Ulysse Mentor est docteur en littératures française, francophones et comparée de l’Université Paris 8. Sa thèse de doctorat s’intitule Le roman haïtien (1915-2015) : Un siècle d’écriture à l’épreuve des violences historico-politiques. Ses recherches explorent les écritures littéraires des violences politiques en contexte de dictature et de meurtre de masse, les dynamiques de genre, les reconfigurations des canons littéraires et les imaginaires écopoétiques dans les littératures caribéennes, à l’intersection des études culturelles, postcoloniales et écocritiques. Il a récemment soumis un article intitulé « Le roman haïtien de la dictature: écritures mémorielles et subversion des catégories génériques » à la revue Recherches francophones. Son article « Haïti: point focal du diversel glissantien? » fera partie d’un dossier sur Édouard Glissant qui paraîtra prochainement dans la revue Europe. Il a par ailleurs publié « Claire entre conformisme et révolte, une lecture d’Amour de Marie Vieux-Chauvet » (Revue Legs et Littérature, Marie Vieux-Chauvet, n° 8, 2016) et « Persistance et évolution du regard de et sur l’Autre dans le roman haïtien »  (Revue Legs et Littérature, Identités, races et couleurs, n° 11, 2018). Il a participé à la coordination d’un numéro de la Revue Legs et Littérature consacré à Jacques Stephen Alexis en 2022.

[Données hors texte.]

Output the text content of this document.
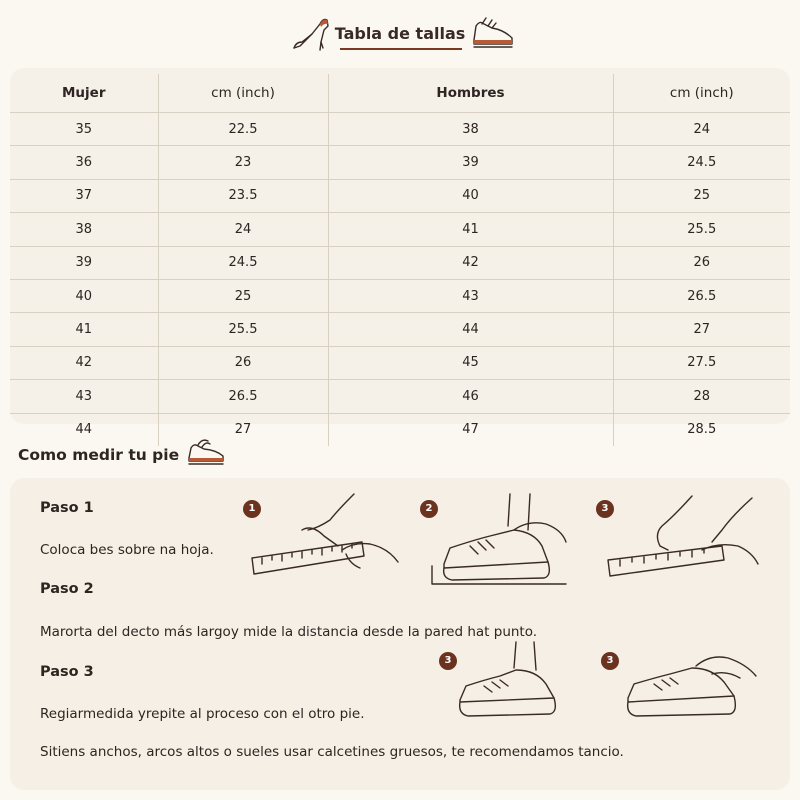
Tabla de tallas
Mujer	cm (inch)	Hombres	cm (inch)
35	22.5	38	24
36	23	39	24.5
37	23.5	40	25
38	24	41	25.5
39	24.5	42	26
40	25	43	26.5
41	25.5	44	27
42	26	45	27.5
43	26.5	46	28
44	27	47	28.5
Como medir tu pie
Paso 1
Coloca bes sobre na hoja.
Paso 2
Marorta del decto más largoy mide la distancia desde la pared hat punto.
Paso 3
Regiarmedida yrepite al proceso con el otro pie.
Sitiens anchos, arcos altos o sueles usar calcetines gruesos, te recomendamos tancio.
1	2	3
3	3
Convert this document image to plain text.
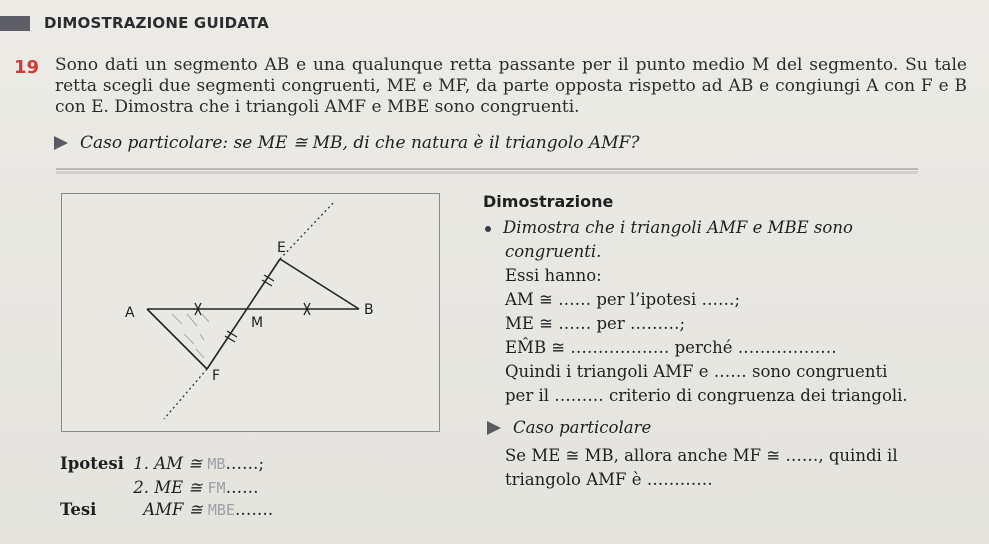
DIMOSTRAZIONE GUIDATA
19 Sono dati un segmento AB e una qualunque retta passante per il punto medio M del segmento. Su tale retta scegli due segmenti congruenti, ME e MF, da parte opposta rispetto ad AB e congiungi A con F e B con E. Dimostra che i triangoli AMF e MBE sono congruenti.
Caso particolare: se ME ≅ MB, di che natura è il triangolo AMF?
A	B
M
E
F
Ipotesi 1. AM ≅ MB……;
2. ME ≅ FM……
Tesi	AMF ≅ MBE…….
Dimostrazione
Dimostra che i triangoli AMF e MBE sono congruenti.
Essi hanno:
AM ≅ …… per l’ipotesi ……;
ME ≅ …… per ………;
EM̂B ≅ ……………… perché ………………
Quindi i triangoli AMF e …… sono congruenti
per il ……… criterio di congruenza dei triangoli.
Caso particolare
Se ME ≅ MB, allora anche MF ≅ ……, quindi il
triangolo AMF è …………
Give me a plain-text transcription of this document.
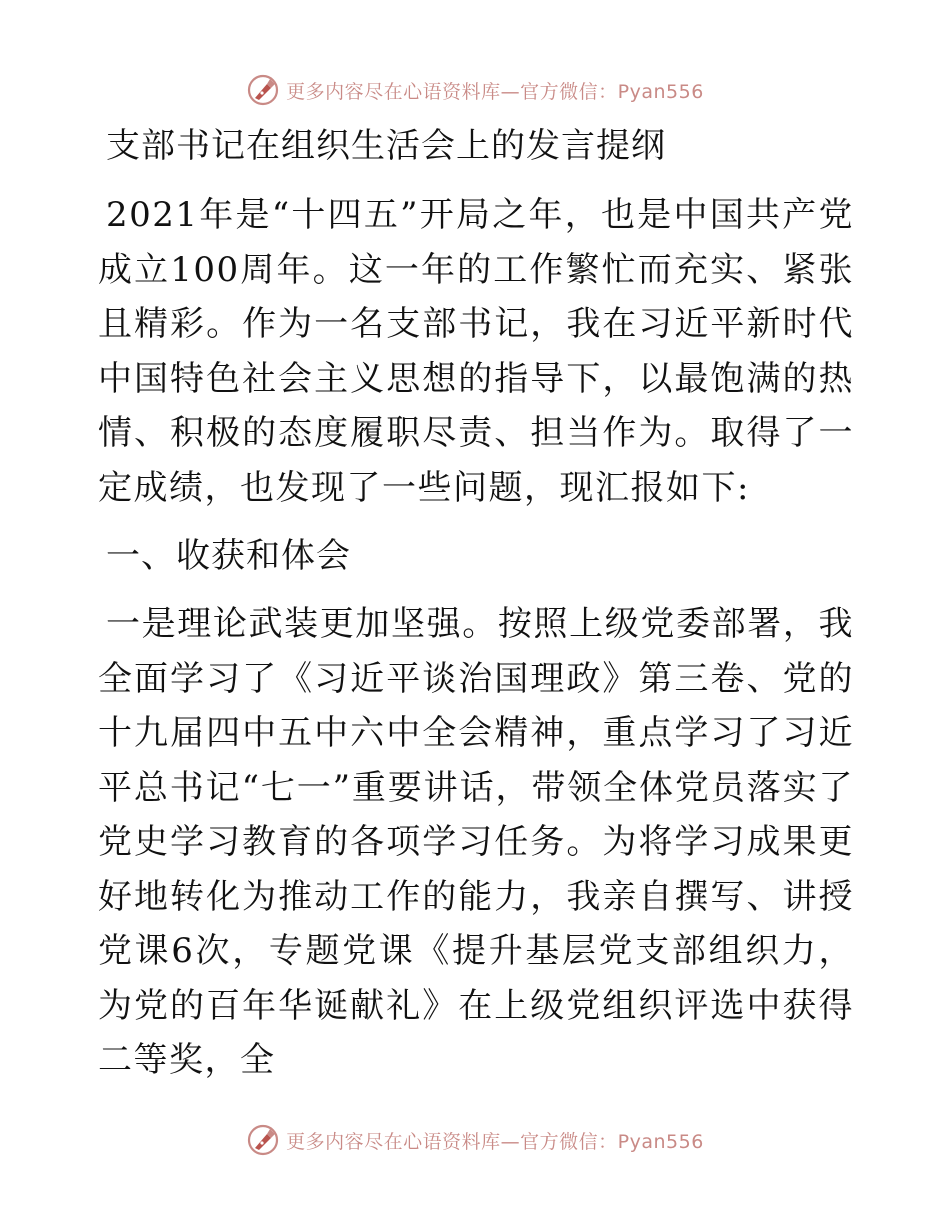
更多内容尽在心语资料库—官方微信：Pyan556
支部书记在组织生活会上的发言提纲

2021年是“十四五”开局之年，也是中国共产党成立100周年。这一年的工作繁忙而充实、紧张且精彩。作为一名支部书记，我在习近平新时代中国特色社会主义思想的指导下，以最饱满的热情、积极的态度履职尽责、担当作为。取得了一定成绩，也发现了一些问题，现汇报如下:

一、收获和体会

一是理论武装更加坚强。按照上级党委部署，我全面学习了《习近平谈治国理政》第三卷、党的十九届四中五中六中全会精神，重点学习了习近平总书记“七一”重要讲话，带领全体党员落实了党史学习教育的各项学习任务。为将学习成果更好地转化为推动工作的能力，我亲自撰写、讲授党课6次，专题党课《提升基层党支部组织力，为党的百年华诞献礼》在上级党组织评选中获得二等奖，全

更多内容尽在心语资料库—官方微信：Pyan556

Julien Mérion est docteur en science politique et membre du Laboratoire CAGI (Centre d’Analyse Géopolitique et Internationale) à l’Université des Antilles, campus de Guadeloupe. Il a étudié le droit et les sciences politiques en Guadeloupe et à Paris (La Sorbonne). Ses recherches portent sur le pouvoir local et la société civile, la coopération et l’intégration régionale dans les Caraïbes, les idées politiques et les comportements politiques. Il est l’auteur et le co-auteur de plusieurs ouvrages, dont La question statutaire en Guadeloupe, Guyane et Martinique (avec Claude Emery, Fred Reno et Jean-Pierre Sainton, 2000) et L’émigration haïtienne dans la Caraïbe (avec Auguste Joint, 2010).